The underwater hotel will be built by Drydocks World, a shipbuilding unit of Dubai World and which is itself restructuring $2.2 billion in debt, which it hopes will be completed by July.

The project is similar to an undersea project to build a 250-300-suite hotel and resort announced in 2006, known as Hydropolis, which was shelved after the debt crisis.

The latest version will be built in partnership with a Swiss firm, Big Invest Consult AG, which will arrange financing for the project, the companies said in April. The project is at the design stage and will commence only after financing is secured.

“Even if this underwater hotel project never goes ahead (which would not be unusual) in Dubai … it is still good publicity for brand Dubai,” said Filippo Sona, head of hotels and resorts for the Middle East and North Africa at property consultants Colliers International.

“It looks like Dubai is back in business and pumping away.”


Extravagant projects were the hallmark of Dubai during the 2002-2008 boom years when the emirate attracted global attention with man-made islands shaped in a map of the world and constructed the world’s tallest tower, the Burj Khalifa tower, as well as what it bills as the largest shopping mall in the world, with an Olympic-size ice skating rink.

After the debt crisis hit, spending on infrastructure projects fell sharply. Last year it dropped 20 percent to 7.1 billion UAE dirhams ($1.9 billion), half the level seen in 2008.

But conditions are improving. Dubai house prices may finally stop falling this year after losing nearly two-thirds of their value since 2008, a Reuters poll shows, although oversupply will continue to dog the market for some time.

The emirate’s economy grew 3.4 percent last year on strong trade flows and as its safe-haven status during the Arab Spring revolts elsewhere in the Middle East boosted tourism and capital inflows, helping cut the government’s budget deficit to 3.7 billion dirhams ($1 billion).

Passenger numbers at Dubai’s main airport surged 14 percent in January-April this year from a year earlier and the government targets 4.5 percent economic growth for 2012.

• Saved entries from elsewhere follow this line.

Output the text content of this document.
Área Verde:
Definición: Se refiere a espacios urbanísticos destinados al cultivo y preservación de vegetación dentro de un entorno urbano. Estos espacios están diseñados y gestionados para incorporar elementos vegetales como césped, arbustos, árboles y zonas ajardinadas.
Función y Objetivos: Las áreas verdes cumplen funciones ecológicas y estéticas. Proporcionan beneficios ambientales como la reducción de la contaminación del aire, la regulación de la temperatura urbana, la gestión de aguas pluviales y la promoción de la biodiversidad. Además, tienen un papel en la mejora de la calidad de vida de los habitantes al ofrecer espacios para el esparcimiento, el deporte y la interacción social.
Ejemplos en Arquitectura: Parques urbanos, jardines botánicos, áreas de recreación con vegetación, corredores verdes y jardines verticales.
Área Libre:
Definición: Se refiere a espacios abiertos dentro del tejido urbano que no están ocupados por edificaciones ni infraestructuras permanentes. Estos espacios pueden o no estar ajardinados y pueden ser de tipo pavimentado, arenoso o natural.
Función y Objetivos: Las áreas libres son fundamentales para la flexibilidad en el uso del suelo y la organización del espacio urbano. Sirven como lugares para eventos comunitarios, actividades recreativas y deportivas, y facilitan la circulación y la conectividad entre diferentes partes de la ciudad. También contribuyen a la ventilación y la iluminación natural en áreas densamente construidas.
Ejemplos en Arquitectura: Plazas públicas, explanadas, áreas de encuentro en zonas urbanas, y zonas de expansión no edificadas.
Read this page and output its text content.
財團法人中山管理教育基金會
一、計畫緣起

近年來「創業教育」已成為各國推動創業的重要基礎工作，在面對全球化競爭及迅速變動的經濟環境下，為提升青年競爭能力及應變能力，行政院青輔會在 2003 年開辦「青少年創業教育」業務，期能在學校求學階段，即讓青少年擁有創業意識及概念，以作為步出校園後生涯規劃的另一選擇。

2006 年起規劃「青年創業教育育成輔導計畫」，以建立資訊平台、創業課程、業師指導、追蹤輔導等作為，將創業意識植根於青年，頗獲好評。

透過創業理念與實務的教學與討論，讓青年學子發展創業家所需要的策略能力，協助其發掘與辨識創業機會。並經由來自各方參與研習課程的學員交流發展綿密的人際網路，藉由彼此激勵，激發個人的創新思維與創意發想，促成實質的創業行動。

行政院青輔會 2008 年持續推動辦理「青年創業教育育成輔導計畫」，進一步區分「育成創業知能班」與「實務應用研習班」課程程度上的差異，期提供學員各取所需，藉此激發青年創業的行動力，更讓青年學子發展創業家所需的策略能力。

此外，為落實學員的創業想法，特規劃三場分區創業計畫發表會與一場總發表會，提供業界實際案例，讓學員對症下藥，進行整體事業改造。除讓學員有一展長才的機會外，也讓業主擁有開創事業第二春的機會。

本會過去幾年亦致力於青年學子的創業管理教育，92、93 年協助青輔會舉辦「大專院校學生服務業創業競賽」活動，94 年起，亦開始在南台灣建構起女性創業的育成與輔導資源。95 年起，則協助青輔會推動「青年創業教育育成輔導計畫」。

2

However, revenues are still shaky and the government cannot afford to spend on projects that don’t generate a decent return.

“I would imagine that Dubai has learnt its lessons and is now putting more attention on sustainability,” said Fabio Scacciavillani, chief economist at Oman Investment Fund in Muscat.

“Projects like the opera house and other public projects are only beneficial if they generate revenue. If they are just extravagant ventures with an uncertain stream of revenue, then the question is how would they pay for it.”

The opera house and museum project is a revival of a pre-crisis scheme to build a dune-shaped opera house and cultural centre, designed by British architect Zaha Hadid, on an island in Dubai Creek. That was shelved as its struggling developer, Sama Dubai, slashed projects in 2009.

The government has not said how much the new complex, to be built in the shadow of the Burj Khalifa tower and include an opera house, modern art museum, two hotels and residential housing, w i ll cost, nor how it will be funded or who will design it.  The city’s designs on becoming a cultural hub could put it in competition with Abu Dhabi, the United Arab Emirates’ capital city, which rode to Dubai’s rescue at the height of its debt crisis, throwing it a $10 billion lifeline.

The capital is building branches of the Guggenheim and Louvre museums as part of a $27 billion cultural project aimed at making Abu Dhabi a culture capital for the region.

Unlike Dubai, Abu Dhabi has oil wealth to spend on such projects. But progress on this project has not been smooth. Completion is taking far longer than planned and more than 130 artists last year pledged to boycott the complex over what they said was exploitation of foreign workers, according to Human Rights Watch.